48-Sakit

117 1 0
                                    

Dua orang lelaki dan wanita sedang duduk berhadapan. Seorang dosen ganteng nan muda sedang memberikan revisiannya kepada mahasiswa bimbingan. Lea menautkan jari-jarinya, matanya fokus kepada sejumlah kertas yang telah dicoret-coret dengan pulpen merah oleh dospemnya.

"Ini lebih baik kamu ganti katanya, cari kata yang lebih cocok untuk ini. Lalu ini juga, spasi antar paragraf disini terlalu jauh. Ketika kamu kasih kesimpulan, sertakan juga alasan kamu, kritikan kamu yang juga harus didasari sumber terpercaya. Jangan lupa untuk memasukan hasil penelitian yang kamu lakukan." Jelas Pak Zaky panjang lebar, ia adalah dosen muda yang ganteng, dosen pembimbing skripsi Lea. Memang sudah sesuai keinginan gadis itu memang, namun sayang, sifat dosen muda itu sudah seperti dosen tua, menyebalkan.

Dari tadi Lea mangut-mangut mengerti, begitu banyak revisi dari dospemnya. Tinta merah merupakan hal menyeramkan bagi mahasiswa yang sedang mengerjakan skripsi.

"Baik pak saya paham. Nanti saya perbaiki lagi." Sahut Lea sopan.

Pak Zaky bersender ke kursinya, "Judul kamu sudah bagus Lea. Semua juga sudah baik, namun hanya kurang itu saja. Kalau kamu dengan cepat memperbaiki itu, saya bisa mengajukan kamu untuk sidang dan wisuda lebih awal." Lanjutnya dosen itu.

Mata Lea melebar, siapa yang tidak ingin segera selesai skripsi, sidang dan wisuda? semua pasti mau. Lea segera tersenyum kecil seraya mengangguk.

"Terimakasih pak, saya usahakan ini cepat selesai." Ujar Lea semangat.

Pak Zaky mengangguk, "Baik, hari ini cukup itu saja revisi dari saya. Kalau sudah bisa kamu datangi saya lagi."

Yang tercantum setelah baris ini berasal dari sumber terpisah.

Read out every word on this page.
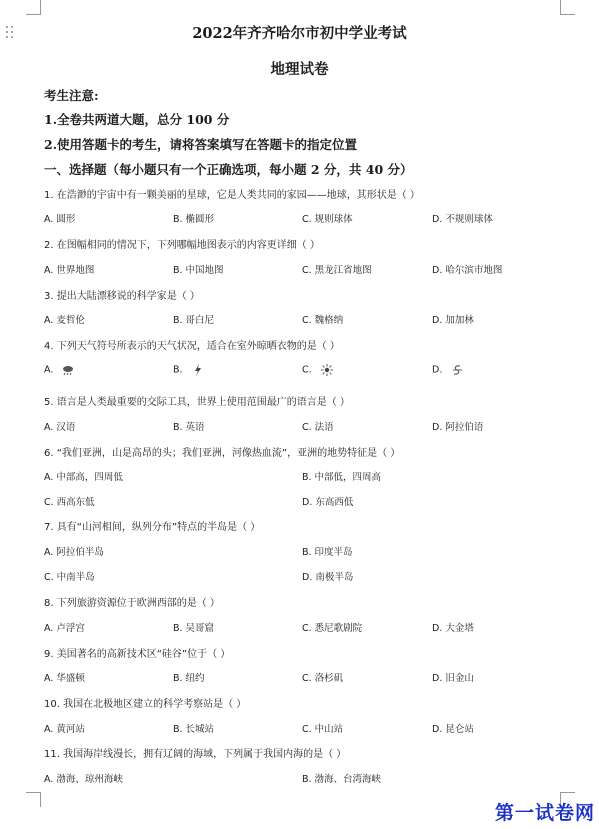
2022年齐齐哈尔市初中学业考试
地理试卷
考生注意:
1.全卷共两道大题，总分 100 分
2.使用答题卡的考生，请将答案填写在答题卡的指定位置
一、选择题（每小题只有一个正确选项，每小题 2 分，共 40 分）
1. 在浩渺的宇宙中有一颗美丽的星球，它是人类共同的家园——地球，其形状是（ ）
A. 圆形	B. 椭圆形	C. 规则球体	D. 不规则球体
2. 在图幅相同的情况下，下列哪幅地图表示的内容更详细（ ）
A. 世界地图	B. 中国地图	C. 黑龙江省地图	D. 哈尔滨市地图
3. 提出大陆漂移说的科学家是（ ）
A. 麦哲伦	B. 哥白尼	C. 魏格纳	D. 加加林
4. 下列天气符号所表示的天气状况，适合在室外晾晒衣物的是（ ）
A.	B.	C.	D.
5. 语言是人类最重要的交际工具，世界上使用范围最广的语言是（ ）
A. 汉语	B. 英语	C. 法语	D. 阿拉伯语
6. “我们亚洲，山是高昂的头；我们亚洲，河像热血流”，亚洲的地势特征是（ ）
A. 中部高，四周低	B. 中部低，四周高
C. 西高东低	D. 东高西低
7. 具有“山河相间，纵列分布”特点的半岛是（ ）
A. 阿拉伯半岛	B. 印度半岛
C. 中南半岛	D. 南极半岛
8. 下列旅游资源位于欧洲西部的是（ ）
A. 卢浮宫	B. 吴哥窟	C. 悉尼歌剧院	D. 大金塔
9. 美国著名的高新技术区“硅谷”位于（ ）
A. 华盛顿	B. 纽约	C. 洛杉矶	D. 旧金山
10. 我国在北极地区建立的科学考察站是（ ）
A. 黄河站	B. 长城站	C. 中山站	D. 昆仑站
11. 我国海岸线漫长，拥有辽阔的海域，下列属于我国内海的是（ ）
A. 渤海、琼州海峡	B. 渤海、台湾海峡
第一试卷网
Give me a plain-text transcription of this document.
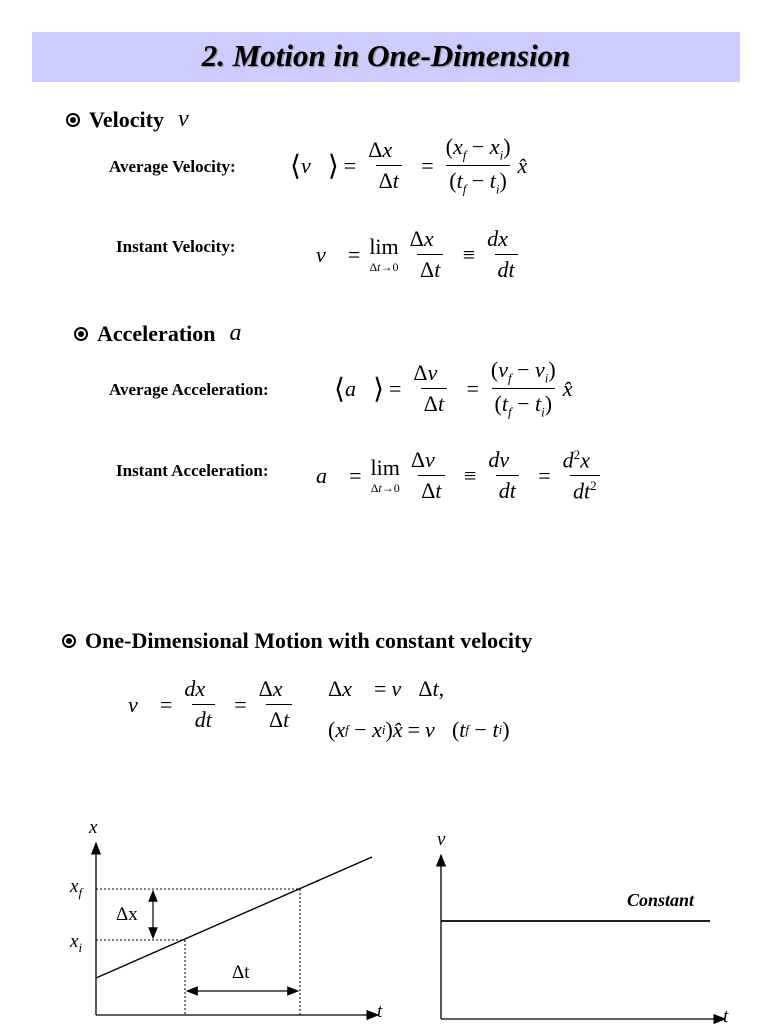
2. Motion in One-Dimension
Velocity v⃗
Average Velocity: ⟨ v⃗ ⟩ = $\frac{\Delta x⃗}{\Delta t} = \frac{(x_f - x_i)}{(t_f - t_i)}$ x̂
Instant Velocity:	v⃗ = lim
$\Delta t\to 0 \frac{\Delta x⃗}{\Delta t} \equiv \frac{dx⃗}{dt}$
Acceleration a⃗
Average Acceleration: ⟨ a⃗ ⟩ = $\frac{\Delta v⃗}{\Delta t} = \frac{(v_f - v_i)}{(t_f - t_i)}$ x̂
Instant Acceleration: a⃗ = lim
$\Delta t\to 0 \frac{\Delta v⃗}{\Delta t} \equiv \frac{dv⃗}{dt} = \frac{d^2x⃗}{dt^2}$
One-Dimensional Motion with constant velocity
v⃗ = $\frac{dx⃗}{dt} = \frac{\Delta x⃗}{\Delta t}$ Δ x⃗ = v⃗ Δ t ,
( x f − x i ) x̂ = v⃗ ( t f − t i )
x
t
$x_f$
$x_i$
Δx
Δt
v
t
Constant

"Siap pak, kalau begitu saya permisi dulu." Pamit Lea yang kemudian di setujui pak Zaky.

Gadis itu berjalan gontai keluar ruangan dosen, revisi ternyata cukup menghabiskan banyak energi, butuh mental yang kuat. Lea meremas map yang ia bawa, kertas itu sudah tidak terpakai, semua sudah tercoret oleh tinta merah.

Selepas siaran tadi pagi, dan memberikan cv baru ke pak Djarot beberapa hari lalu, Lea resmi jadi penyiar tetap. Lalu siang ini, ia harus mendatangi dospem karena revisi. Habis sudah tenaga gadis itu. Ia segera berjalan ke parkiran.

"Oi oi lemes amat." Sapa Acha, sepertinya gadis itu juga datang ke kampus untuk revisi, namun kenapa wajahnya ceria?.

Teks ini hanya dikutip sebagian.